The Exorcist (1973, yön: William Friedkin)
Korku filmleri tarihçesine bakıldığında ilk örneklerin genelde eski mitler ve folklorik anlatılarda rastlanılan kurt adam, mumya, canavar, vampir esinlenmeleri üzerine kurgulandığını görürüz. William Peter Blatty’nin aynı adlı romanından uyarlanan The Exorcist ise yaygın kullanılan bu kurguyu dinsel formlar ve politik alt metinlerle zenginleştirerek türü başka bir düzleme geçirir. 1970’li yılların özellikle korku sineması açısından bir lale devri olduğunu düşünürsek, dönemin mihenk taşı olarak da bu filmi en başa koyabiliriz. Ticari anlamda büyük bir başarı elde eden bu filmin kötü şöhreti ise çekimler esnasında yaşadığı rivayet edilen set kazası haberleri ile yaygınlaşmıştır. Günümüzde korku magazini yapan ilgili siteler, efsaneleşen bu geçmiş söylentileri, türün güncel örnekleri vizyona girmeden hemen önce hâlen bir reklam triği olarak kullanırlar.
Hikâyede aktris bir annenin kızı olan Regan’ın zamanla sergilediği garip davranışları sonucu ruhunun şeytan tarafından ele geçirildiğine karar verilir. Senaryonun akışı itibariyle egzorsizm (şeytan çıkarma) filmin ana aksını oluşturur. Egzorsizm tarihsel olarak her ne kadar şaman inancından gelme bir yöntem olsa da zamanla Katolik kilisesi tarafından da kullanıldığı bilinmektedir. Bu nedenle filmde çok sayıda kiliseye yöneltilmiş göndermeler mevcuttur. Regan’ın içine şeytan girmesinden sonra göbek isminin Teresa olduğunun öğrenilmesi gibi çok sayıda örneği bu yönde sıralayabiliriz. Ya da modern tıbbın çare bulamadığı bu vakayı, bir rahibin ne kadar çözümleyebileceği durumu. Film, dönemi içerisinde büyük sansasyon yaratması ve kendine has bir alt tür oluşturması sebebiyle adını sinema tarihine kazımıştır.

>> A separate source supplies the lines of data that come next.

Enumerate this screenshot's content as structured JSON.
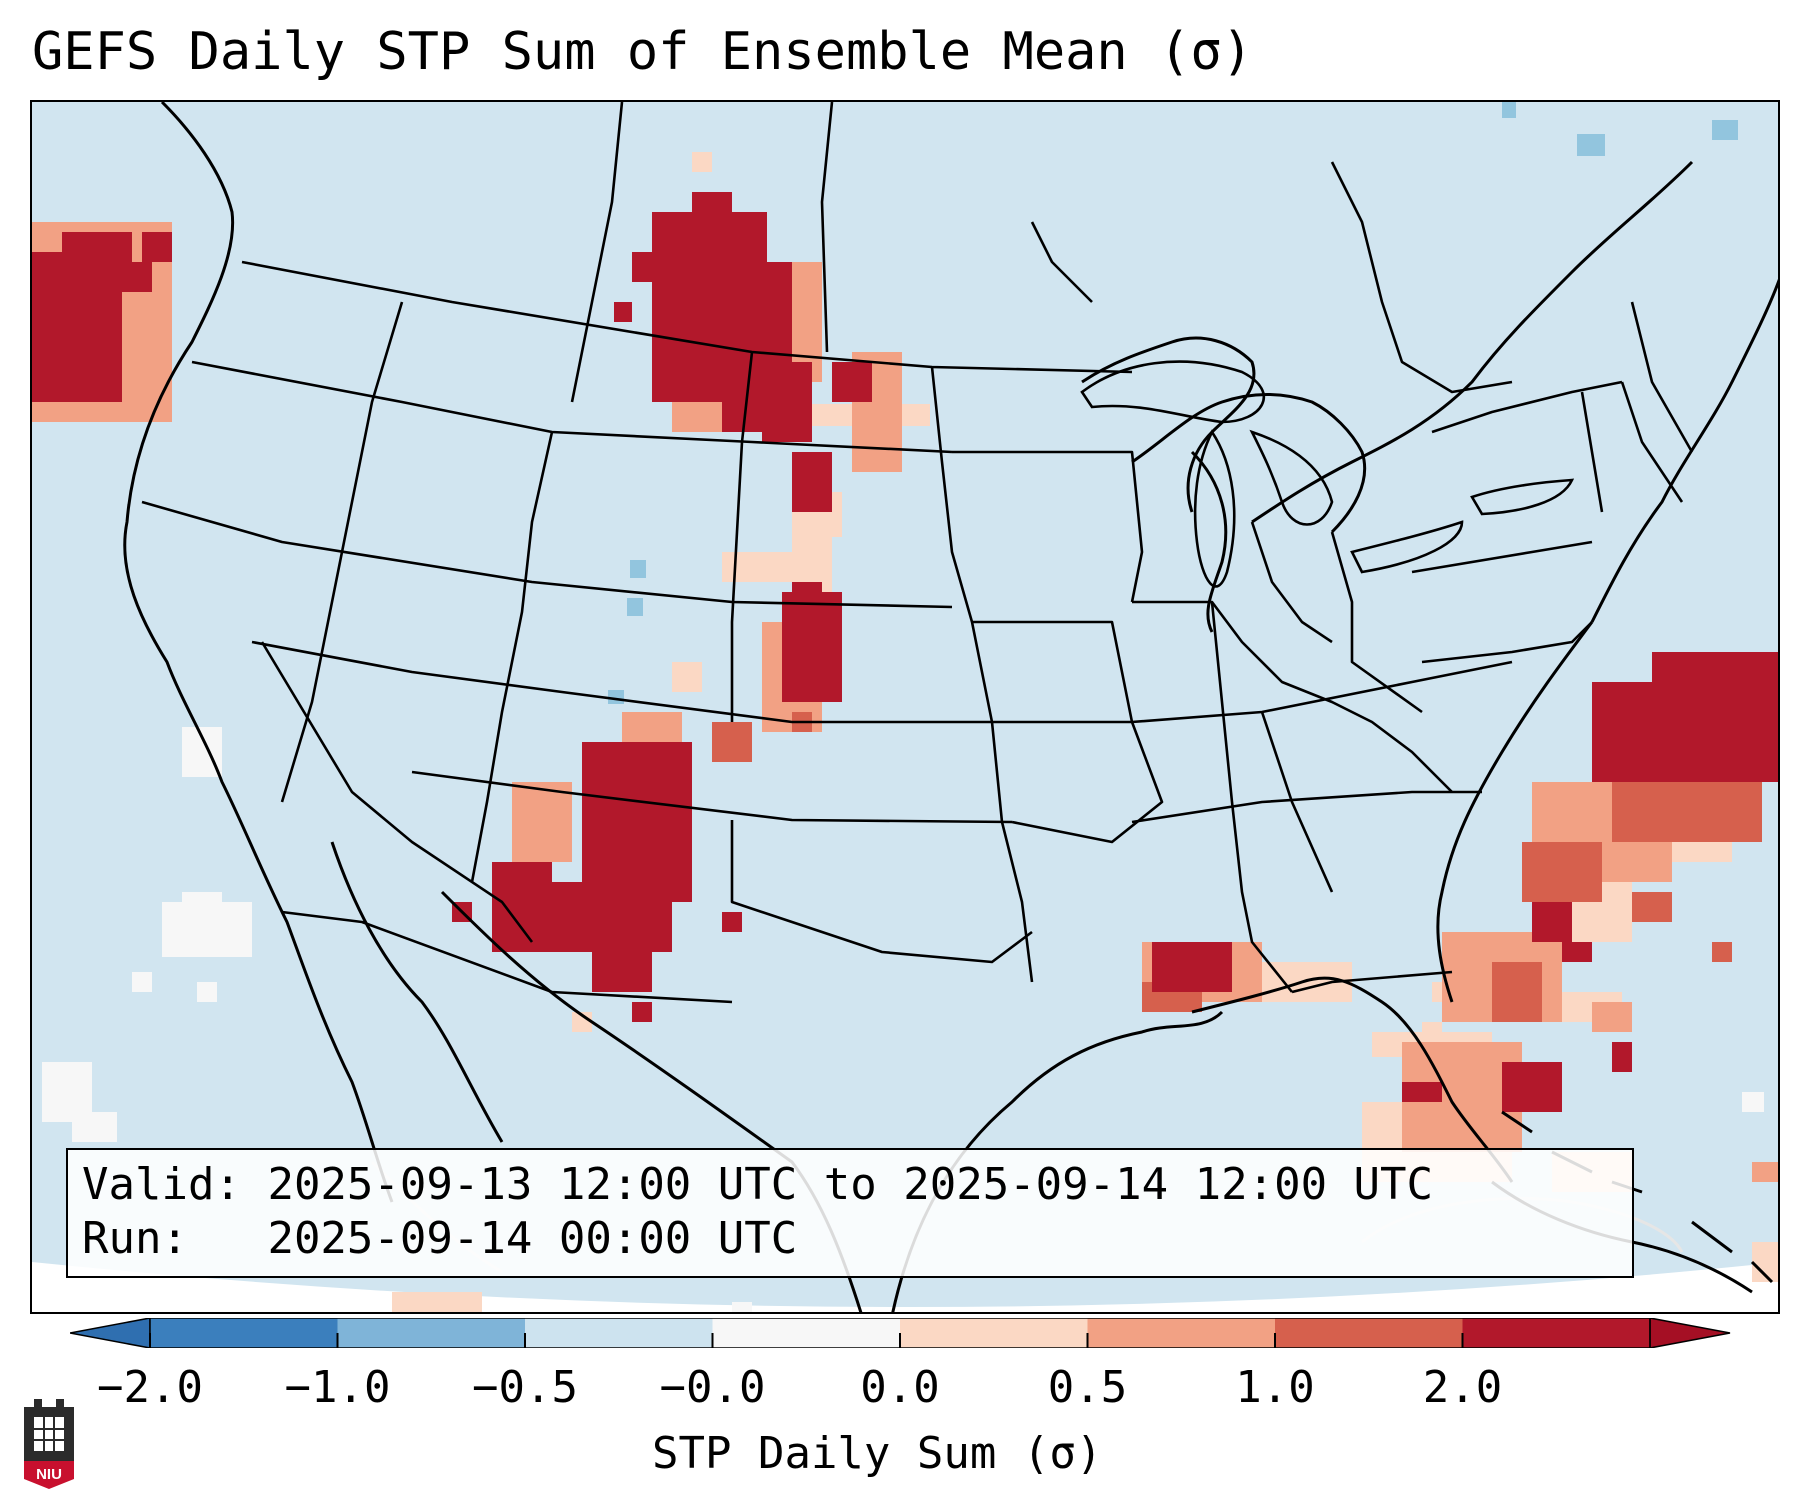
{
  "title": "GEFS Daily STP Sum of Ensemble Mean (σ)",
  "info": {
    "valid_label": "Valid:",
    "valid_range": "2025-09-13 12:00 UTC to 2025-09-14 12:00 UTC",
    "run_label": "Run:",
    "run_time": "2025-09-14 00:00 UTC"
  },
  "colorbar": {
    "label": "STP Daily Sum (σ)",
    "ticks": [
      "−2.0",
      "−1.0",
      "−0.5",
      "−0.0",
      "0.0",
      "0.5",
      "1.0",
      "2.0"
    ],
    "colors": [
      "#3b7fbd",
      "#7fb4d8",
      "#cde3ef",
      "#f7f7f7",
      "#fbd8c4",
      "#f2a184",
      "#d6604d",
      "#b2182b"
    ],
    "under_color": "#2f6fb0",
    "over_color": "#a50f24"
  },
  "map": {
    "background_color": "#d1e5f0",
    "border_color": "#000000"
  },
  "logo": {
    "text": "NIU"
  }
}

The Sting (1973, yön: George Roy Hill)
1970’ler özellikle ABD’nin içine bulunduğu ekonomik kriz nedeniyle sinema dilini de önemli ölçüde etkilemiştir. Kriz dönemi filmleri olarak tabir edebileceğimiz benzer yapımlar, Amerikan toplumuna hâkim olan olumsuz havayı, oluşturulan idealize edilmiş tipolojiler üzerinden dağıtmaya çalışır. Amaç, Amerikan rüyasının kendi muhafazakâr çemberi dışına çıkarak kaybolmasına toplum nezdinde bir nevi bariyer örmektir. Suç oranlarının yükseldiği, insanların kolay yoldan para kazanma eğilimleri gösterdiği böyle bir dönemde George Roy Hill’in Robert Redford ve Paul Newman ikilisi ile çekmiş olduğu ikinci yapım olan The Sting, büyük bir gişe başarısı elde etmiştir. Konusu itibariyle 1930’larda geçen bir dönem filmidir. Suç olgusuna, oluşturduğu karakterler üzerinden sempatik bir bakış açısı katan Hill, usta-çırak ilişkisine sahip iki üçkâğıtçının, kumar tutkunu bir gangsterden almak istedikleri intikam üzerine kurguladıkları türlü düzenbazlıkları ele alır. The Sting, Serpico (1973) gibi suçun uğruna savaşıldığı aydınlık tarafa bakan filmlerin aksine, inadına karanlık tarafta yer alarak vaziyeti komik hâle getirip aklayan bir eserdir. Ayrıca Oscar gibi çok sayıda ödülü kazanarak, soygun filmlerine referans olan en önemli eserlerden biri olarak addedilmiştir.